Free-Line a Shrimp for Big Action
Of course, trout won't bite if your shrimp aren't frisky, and Ward says keeping them cool is of utmost importance. The shrimp expert advises anglers fishing in hot weather or hot water to place sandwich bags filled with ice cubes in the bait bucket. He also claims that some of his shop's customers who keep copious amounts of shrimp in larger livewells find success maintaining bait's health by placing a 7-pound bag of ice in the well.
That's good advice for those who free-line these bite-size baits. Though simple, the method requires a feathery touch from an astute angler and a lively bait to induce jarring strikes.
Like many youngsters, Capt. Scott Sommerlatte (979-415-4379, www.scottsommerlatte.com) of Lake Jackson, Texas, grew up catching trout on live shrimp and quickly learned that free-lining baits around Texas jetties was a great way to tangle with Ol' Snaggletooth.
Simply hook a shrimp through the horns with a small, short-shank live-bait hook or a No. 8 or No. 12 treble hook. (In windy conditions, try hooking the shrimp up through the tail for easier casting.)

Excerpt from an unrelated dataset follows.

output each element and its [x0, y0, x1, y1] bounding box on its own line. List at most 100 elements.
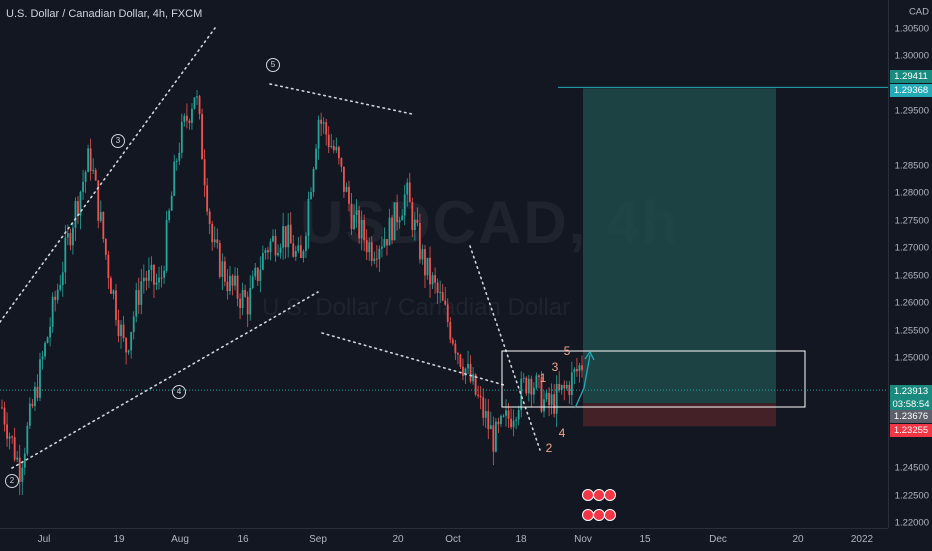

Sommerlatte attaches the hook to a short 20-pound fluorocarbon leader with a loop knot to induce maximum action. He places a tiny split shot, "just enough to keep the bait from running to the surface from the fish," atop the leader. Above the shot, a small red, green or yellow glass bead acts as the finishing touch on this A-B-C rig.

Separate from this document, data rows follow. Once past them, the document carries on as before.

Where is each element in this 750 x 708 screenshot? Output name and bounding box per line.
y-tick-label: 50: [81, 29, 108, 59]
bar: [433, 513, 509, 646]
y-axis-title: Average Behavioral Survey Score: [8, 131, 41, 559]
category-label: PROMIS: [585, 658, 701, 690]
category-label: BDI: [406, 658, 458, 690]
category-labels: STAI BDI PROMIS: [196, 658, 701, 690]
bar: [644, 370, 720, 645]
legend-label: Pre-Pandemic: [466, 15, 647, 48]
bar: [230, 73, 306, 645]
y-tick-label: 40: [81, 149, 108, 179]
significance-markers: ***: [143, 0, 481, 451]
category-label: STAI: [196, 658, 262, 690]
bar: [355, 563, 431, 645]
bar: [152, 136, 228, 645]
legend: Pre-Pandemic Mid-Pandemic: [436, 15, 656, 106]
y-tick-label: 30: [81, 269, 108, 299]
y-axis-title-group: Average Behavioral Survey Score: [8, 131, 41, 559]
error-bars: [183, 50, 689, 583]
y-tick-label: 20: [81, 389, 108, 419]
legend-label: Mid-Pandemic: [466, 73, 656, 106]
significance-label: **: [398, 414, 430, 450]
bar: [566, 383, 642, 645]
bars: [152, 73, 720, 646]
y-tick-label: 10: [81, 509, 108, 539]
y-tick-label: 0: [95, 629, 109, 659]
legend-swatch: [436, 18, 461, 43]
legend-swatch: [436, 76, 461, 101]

"When you move it through the water," he explains, "the bead kind of clicks against the split shot, and it also provides some nice color and visibility."
Let that shrimp swim down into the cracks and crevices of the jetties or other structures, and hang on!
These days, Sommerlatte concentrates on fly-fishing almost exclusively, but he still reverts to his upbringing now and again and tosses a live shrimp. What's more, he takes pride in passing on the thrills shrimp and trout gave him as a youngster.
"If I'm taking a kid fishing, you can bet your rear I'm going to have a bait bucket full of shrimp," he exclaims. "It's such a visual experience. It just can't be beat!"
And who knows, it just might produce a fat, 13-pound trophy for some lucky, young angler. Or maybe even an old one.